ReutersJul 16, 2025 6:58 PM
  • Indexes up: Dow 0.3%, S&P 500 0.18%, Nasdaq 0.13%
  • Markets recover after brief selloff on Powell firing reports
  • Bank stocks mixed after Q2 earnings
  • U.S June PPI unchanged on a monthly basis

By David French, Suzanne McGee and Pranav Kashyap

- Wall Street benchmarks rebounded modestly on Wednesday, after a chaotic half hour when media reports suggested U.S. President Donald Trump was set to fire Federal Reserve Chair Jerome Powell.

Shortly before midday, the main U.S. stock indexes fell sharply, the dollar plunged and Treasury yields rose after Bloomberg News reported the possibility of replacing Powell, citing an unidentified White House official.

Separately, Reuters News reported, citing a source, that Trump was open to the idea of firing Powell.

Trump was quick to deny the reports, even as he unleashed a new barrage of criticism against the Fed chair for not cutting interest rates.

"One purpose of this, I suspect, was testing the market to see how it feels about this scenario," said Alex Morris, chief investment officer at F/m Investments.

Trump's denial revived equity markets after the benchmark S&P 500 fell as much as 1% and the Nasdaq dropped as much as 1.1%.

As of 2:31 p.m. ET, the Dow Jones Industrial Average .DJI rose 133.13 points, or 0.30%, to 44,156.42. The S&P 500 .SPX increased 11.36 points, or 0.18%, to 6,255.12, and the Nasdaq Composite .IXIC gained 26.92 points, or 0.13%, at 20,704.72.

Investors had been on edge for weeks about the prospect of Powell being removed from his job before his term ends next May, as Trump has repeatedly criticized him for not cutting U.S. rates quickly enough.

The CBOE Volatility Index .VIX, Wall Street's "fear gauge," hit a more than three-week high in the wake of the initial Powell reports, but eased from those levels.

Despite Trump's demands for easier credit, Fed officials have resisted cutting rates until there is clarity on whether his tariffs on U.S. trading partners reignite inflation.

The chance of a rate cut in September was viewed around 56% earlier in the day, according to CME FedWatch.

Before the Bloomberg report, the session was choppy as investors were on edge after a mixed bag of inflation data muddied the economic outlook. Producer prices flatlined in June, as tariff-driven goods costs were balanced out by weaker service prices.

Just a day earlier, unexpectedly strong consumer inflation had already dented hopes for deeper Fed rate cuts, with Trump's tariffs partly fueling the uptick in prices.

On Wednesday, the second day of this earnings season, another round of stronger profits from Wall Street's big banks failed to ignite their own stock prices.

Goldman Sachs GS.N inched 0.4% higher after notching a 22% earnings surge.
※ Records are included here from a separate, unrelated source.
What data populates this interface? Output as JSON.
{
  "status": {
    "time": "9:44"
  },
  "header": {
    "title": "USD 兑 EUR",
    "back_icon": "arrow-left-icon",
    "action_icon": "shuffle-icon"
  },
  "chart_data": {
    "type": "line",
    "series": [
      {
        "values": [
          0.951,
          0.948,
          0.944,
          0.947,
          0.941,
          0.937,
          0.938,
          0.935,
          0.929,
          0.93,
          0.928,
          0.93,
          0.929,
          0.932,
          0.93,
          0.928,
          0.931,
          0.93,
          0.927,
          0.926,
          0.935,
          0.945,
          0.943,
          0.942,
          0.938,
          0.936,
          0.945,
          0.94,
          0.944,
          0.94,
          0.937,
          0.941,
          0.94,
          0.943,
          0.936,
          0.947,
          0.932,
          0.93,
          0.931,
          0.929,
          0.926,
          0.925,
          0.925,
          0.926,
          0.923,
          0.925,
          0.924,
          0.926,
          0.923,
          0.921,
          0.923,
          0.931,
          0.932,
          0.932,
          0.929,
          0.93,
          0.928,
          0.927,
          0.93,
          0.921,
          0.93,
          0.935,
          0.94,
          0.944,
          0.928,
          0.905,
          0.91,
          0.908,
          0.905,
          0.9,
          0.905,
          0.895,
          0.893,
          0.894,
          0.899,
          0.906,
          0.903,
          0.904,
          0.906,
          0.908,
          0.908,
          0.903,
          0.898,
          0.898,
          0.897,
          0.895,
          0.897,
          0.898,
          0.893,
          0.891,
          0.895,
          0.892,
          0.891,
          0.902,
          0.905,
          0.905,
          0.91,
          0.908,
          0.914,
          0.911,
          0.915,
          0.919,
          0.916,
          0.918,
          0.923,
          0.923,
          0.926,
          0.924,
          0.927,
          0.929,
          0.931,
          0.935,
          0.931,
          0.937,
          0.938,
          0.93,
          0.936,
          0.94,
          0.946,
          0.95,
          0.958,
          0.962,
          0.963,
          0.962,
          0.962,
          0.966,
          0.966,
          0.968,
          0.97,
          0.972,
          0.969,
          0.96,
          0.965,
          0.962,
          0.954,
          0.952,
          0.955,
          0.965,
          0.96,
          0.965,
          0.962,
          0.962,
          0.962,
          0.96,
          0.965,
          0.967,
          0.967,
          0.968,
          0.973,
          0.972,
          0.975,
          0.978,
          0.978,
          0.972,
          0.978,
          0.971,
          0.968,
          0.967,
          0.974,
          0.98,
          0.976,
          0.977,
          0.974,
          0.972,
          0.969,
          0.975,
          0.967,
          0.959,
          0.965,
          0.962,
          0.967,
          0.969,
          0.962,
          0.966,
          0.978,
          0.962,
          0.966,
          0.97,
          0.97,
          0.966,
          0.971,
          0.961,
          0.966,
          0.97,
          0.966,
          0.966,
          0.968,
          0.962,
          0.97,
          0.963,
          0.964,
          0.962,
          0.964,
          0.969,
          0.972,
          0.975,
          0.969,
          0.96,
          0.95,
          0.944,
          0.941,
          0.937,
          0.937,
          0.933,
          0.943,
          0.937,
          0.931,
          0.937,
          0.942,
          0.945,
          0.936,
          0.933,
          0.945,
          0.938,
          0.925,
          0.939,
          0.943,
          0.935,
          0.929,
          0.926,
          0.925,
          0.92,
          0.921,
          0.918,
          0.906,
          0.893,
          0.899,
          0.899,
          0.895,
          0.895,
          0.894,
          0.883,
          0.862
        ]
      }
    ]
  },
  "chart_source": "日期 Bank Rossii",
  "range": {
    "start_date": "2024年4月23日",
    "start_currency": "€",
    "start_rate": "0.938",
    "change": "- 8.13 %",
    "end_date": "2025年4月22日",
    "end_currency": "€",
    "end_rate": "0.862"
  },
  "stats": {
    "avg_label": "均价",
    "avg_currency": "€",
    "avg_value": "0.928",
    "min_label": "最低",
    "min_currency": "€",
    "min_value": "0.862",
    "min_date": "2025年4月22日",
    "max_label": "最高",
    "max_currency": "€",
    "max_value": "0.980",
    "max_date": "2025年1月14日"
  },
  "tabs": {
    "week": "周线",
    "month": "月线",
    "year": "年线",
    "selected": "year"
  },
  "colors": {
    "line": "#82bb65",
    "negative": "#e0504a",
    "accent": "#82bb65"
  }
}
Both Bank of America BAC.N and Morgan Stanley MS.N joined the trend of higher profits fueled by trading desks navigating market turbulence in the second quarter. Their shares were trading, respectively, down 0.6% and 2.2%.

Semiconductor stocks were sluggish after news that Nvidia O> would be allowed to sell its H2O chips in China had fueled gains in the previous session. The semiconductor index .SOX was 1.2% lower, having hit a 12-month high on Tuesday.